# 1 TB free e-mail,no..its not a typing error...it is 1 TB



## hearthacker (Dec 11, 2004)

check this out

*www.hriders.com/create_account.cfm

and if u dont believe it...i have signed up with it...heres the screenshot...

*www.geocities.com/ur_hearthacker2003/screenshot.jpg


----------



## Choto Cheeta (Dec 11, 2004)

tell me how many of the email users have used there 100 MB yahoo email box fully??? now as a sify user i get 250 MB mail box...... i dont think as a common email user no one can use up that much of email space..... if every one can put 100 MB data on yahoo i'm sure that server will crash as yahoo knows not many will going to use there 100 right now..... may be letter we start to do it as our internet5 connections get faster but not now.....


----------



## drgrudge (Dec 11, 2004)

saurav_cheeta said:
			
		

> tell me how many of the email users have used there 100 MB yahoo email box fully???


man, it is all abt sharing stuff!
if u dont want then leave it, why are u posting negatively  

it is upto u wether to use this info.


----------



## nixcraft (Dec 11, 2004)

Who cares  even if its 1TB... if it was by GMAIL or Yahoo then it matters.. otherwise many comes and goes...


----------



## yehmeriidhain (Dec 11, 2004)

Hardly matters the space it's of no use ... & excuse me ..for a while Yahoo provides 250 Mb of space ..which is much more than enough for me ....

& Yahoo!! servers R reliable!!


----------



## SmoothCriminal (Dec 11, 2004)

Huh.. how many times same topic?  

*www.thinkdigit.com/forum/viewtopic.php?t=10887&highlight=1+tb

See for 'Search' on top.!


----------



## Ethan_Hunt (Dec 11, 2004)

Double Posts Double posts and More Double Posts.....Man Why Are u So mcuh excited with the 1Tb Mailbox :roll: ....In The same way Tomorrow may Be There will be a 2 or even 10 TB Mailbox Release.....we'll get the news by many sources.....and will just ignore it for a while and then get on with the ever increasing technology ordeals....Plzzz Now First let me go ahead and Fill up My 1 Gb Mailbox(God Knows When it will Fill Up.....SOmebody Plzzz Help) and then Continue With Something else.......Until Then 1Tb Dhoor Hai...... 8)


----------



## hearthacker (Dec 11, 2004)

*ok..i get it...*

[quote="drgrudge
man, it is all abt sharing stuff!
if u dont want then leave it, why are u posting negatively  

it is upto u wether to use this info.[/quote]

that says it all....

and sorry..i didnt knew somebody already have posted the same info...


----------



## godzi_85 (Dec 12, 2004)

1gb is useful for me for sharing music files......  1 tb for games.... hehehehe


----------



## FasTrack (Dec 13, 2004)

> 1gb is useful for me for sharing music



How do you do that ????????


----------



## sms_solver (Dec 14, 2004)

even if you going to get 500 mails and each mail size is 50KB,

@ this rate it will take more than 100 yrs to fill 1TB mailbox

Either this TB mail company is fraud.
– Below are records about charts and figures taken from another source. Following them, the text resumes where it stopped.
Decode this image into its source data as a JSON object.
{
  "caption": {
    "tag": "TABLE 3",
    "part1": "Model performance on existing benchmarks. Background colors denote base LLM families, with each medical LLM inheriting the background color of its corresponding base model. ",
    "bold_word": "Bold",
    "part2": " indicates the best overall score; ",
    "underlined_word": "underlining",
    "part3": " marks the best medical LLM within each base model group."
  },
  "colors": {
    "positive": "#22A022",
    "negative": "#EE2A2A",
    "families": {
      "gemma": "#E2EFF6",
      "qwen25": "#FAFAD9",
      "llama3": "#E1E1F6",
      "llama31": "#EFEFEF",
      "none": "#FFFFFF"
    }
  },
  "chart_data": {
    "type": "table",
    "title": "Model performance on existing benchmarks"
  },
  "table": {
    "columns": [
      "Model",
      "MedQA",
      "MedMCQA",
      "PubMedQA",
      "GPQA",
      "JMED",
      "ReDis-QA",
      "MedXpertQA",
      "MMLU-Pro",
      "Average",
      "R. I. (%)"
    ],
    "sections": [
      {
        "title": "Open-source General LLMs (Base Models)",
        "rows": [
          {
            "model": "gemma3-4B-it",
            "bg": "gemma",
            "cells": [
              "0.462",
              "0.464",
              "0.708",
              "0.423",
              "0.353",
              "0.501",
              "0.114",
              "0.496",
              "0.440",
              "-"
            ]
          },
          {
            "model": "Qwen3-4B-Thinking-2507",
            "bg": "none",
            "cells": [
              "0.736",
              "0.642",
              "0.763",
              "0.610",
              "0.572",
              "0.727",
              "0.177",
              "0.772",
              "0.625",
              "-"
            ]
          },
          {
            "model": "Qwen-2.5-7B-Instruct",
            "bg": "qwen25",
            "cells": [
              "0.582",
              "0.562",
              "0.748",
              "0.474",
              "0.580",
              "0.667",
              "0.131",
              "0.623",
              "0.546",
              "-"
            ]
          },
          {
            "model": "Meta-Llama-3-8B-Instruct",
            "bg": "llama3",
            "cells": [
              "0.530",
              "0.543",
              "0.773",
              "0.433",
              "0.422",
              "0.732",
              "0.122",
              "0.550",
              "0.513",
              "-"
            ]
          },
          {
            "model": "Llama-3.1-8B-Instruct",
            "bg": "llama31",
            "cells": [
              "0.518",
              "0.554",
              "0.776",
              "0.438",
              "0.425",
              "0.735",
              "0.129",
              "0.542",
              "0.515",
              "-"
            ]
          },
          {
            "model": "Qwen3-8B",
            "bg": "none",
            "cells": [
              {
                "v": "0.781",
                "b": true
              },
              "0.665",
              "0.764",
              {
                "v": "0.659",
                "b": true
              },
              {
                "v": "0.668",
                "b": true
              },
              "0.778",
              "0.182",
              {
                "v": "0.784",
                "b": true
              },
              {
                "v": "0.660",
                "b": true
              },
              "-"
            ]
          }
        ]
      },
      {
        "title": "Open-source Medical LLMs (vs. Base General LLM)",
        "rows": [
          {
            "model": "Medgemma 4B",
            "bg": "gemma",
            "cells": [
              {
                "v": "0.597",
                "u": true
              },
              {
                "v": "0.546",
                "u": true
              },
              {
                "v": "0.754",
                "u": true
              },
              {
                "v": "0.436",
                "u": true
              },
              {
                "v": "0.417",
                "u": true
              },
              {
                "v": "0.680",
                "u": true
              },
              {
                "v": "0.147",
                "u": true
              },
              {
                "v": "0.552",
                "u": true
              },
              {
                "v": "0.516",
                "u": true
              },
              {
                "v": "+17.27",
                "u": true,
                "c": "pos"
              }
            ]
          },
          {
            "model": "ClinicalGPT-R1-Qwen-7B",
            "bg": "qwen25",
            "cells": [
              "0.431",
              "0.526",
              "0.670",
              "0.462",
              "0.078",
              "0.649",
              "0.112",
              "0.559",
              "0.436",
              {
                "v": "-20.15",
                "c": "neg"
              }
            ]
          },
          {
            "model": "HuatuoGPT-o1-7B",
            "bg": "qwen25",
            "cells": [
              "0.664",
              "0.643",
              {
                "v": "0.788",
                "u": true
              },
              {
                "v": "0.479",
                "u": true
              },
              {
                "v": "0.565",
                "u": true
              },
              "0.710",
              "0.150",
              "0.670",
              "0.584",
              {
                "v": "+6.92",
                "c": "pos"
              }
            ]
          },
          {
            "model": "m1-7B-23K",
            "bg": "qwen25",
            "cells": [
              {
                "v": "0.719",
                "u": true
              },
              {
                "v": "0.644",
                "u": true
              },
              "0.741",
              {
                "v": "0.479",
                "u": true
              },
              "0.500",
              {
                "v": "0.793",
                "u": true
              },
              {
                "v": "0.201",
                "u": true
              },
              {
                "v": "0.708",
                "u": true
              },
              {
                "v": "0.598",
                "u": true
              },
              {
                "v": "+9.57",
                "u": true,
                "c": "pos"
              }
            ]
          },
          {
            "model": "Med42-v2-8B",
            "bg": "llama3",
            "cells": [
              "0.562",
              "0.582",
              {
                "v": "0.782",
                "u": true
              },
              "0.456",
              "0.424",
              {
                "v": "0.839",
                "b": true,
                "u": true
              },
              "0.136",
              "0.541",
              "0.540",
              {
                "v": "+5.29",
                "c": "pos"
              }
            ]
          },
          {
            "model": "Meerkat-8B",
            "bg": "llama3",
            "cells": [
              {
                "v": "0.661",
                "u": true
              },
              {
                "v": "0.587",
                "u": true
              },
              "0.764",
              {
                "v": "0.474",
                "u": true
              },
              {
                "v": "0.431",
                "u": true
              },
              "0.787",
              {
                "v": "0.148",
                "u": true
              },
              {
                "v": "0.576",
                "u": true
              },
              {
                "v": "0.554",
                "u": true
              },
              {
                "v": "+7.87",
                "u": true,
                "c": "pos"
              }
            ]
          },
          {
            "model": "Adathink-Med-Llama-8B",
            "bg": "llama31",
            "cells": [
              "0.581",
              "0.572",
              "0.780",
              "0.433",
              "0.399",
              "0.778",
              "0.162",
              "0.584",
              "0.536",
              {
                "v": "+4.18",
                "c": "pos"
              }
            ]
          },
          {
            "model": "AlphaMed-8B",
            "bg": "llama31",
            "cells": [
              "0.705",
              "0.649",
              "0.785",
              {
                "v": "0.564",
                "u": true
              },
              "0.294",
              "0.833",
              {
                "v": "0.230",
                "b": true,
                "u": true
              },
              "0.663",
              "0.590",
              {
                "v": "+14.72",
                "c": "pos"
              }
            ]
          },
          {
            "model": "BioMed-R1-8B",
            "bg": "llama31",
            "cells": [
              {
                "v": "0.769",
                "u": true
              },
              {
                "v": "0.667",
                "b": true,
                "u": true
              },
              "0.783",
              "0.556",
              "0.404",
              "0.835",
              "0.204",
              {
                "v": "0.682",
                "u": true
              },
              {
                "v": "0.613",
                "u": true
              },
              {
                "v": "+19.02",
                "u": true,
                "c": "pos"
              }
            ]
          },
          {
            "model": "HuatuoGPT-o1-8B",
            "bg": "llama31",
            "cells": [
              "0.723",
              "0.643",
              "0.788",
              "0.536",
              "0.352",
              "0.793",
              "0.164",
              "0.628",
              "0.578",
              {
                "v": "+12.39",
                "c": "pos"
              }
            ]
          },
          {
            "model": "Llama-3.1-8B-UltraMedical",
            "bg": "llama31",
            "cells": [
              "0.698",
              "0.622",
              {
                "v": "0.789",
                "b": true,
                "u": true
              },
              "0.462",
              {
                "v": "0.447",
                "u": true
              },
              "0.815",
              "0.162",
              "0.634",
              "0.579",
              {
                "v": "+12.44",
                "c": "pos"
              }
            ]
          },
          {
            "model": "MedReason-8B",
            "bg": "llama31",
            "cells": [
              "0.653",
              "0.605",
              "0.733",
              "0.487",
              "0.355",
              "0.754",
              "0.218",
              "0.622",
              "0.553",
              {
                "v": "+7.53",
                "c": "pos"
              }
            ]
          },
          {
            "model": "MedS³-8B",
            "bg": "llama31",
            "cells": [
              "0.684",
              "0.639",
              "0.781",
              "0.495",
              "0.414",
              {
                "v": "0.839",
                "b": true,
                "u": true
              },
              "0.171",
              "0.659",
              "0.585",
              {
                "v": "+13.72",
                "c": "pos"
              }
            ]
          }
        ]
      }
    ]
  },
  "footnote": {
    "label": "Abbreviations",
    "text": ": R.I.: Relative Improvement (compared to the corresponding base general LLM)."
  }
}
Even it is giving that for sure, the company is not going to survive for 100 yrs.


----------



## hearthacker (Dec 15, 2004)

nice one sms_solver


----------



## lavanjoy (Dec 18, 2004)

hmmm...
Yahoo and gmails are enough for me..


----------



## SHell (Dec 18, 2004)

Gmail and yahoo r much more than sufficient.


----------



## goobimama (Dec 19, 2004)

*actually*

actually,

1 TB is very useful. I would like 1 TB email box. I don't even have a 1 TB hard disk. but still 1 TB would be nice. (IN A BIZZARE WORLD!!!!!!!!)


----------



## devilhead_satish (Dec 19, 2004)

It'll take me more than a year to fill GMail. And it'll take more than a millenium to fill that much amount of space. But i'll pat your back for finding something so ......well useful. Serious


----------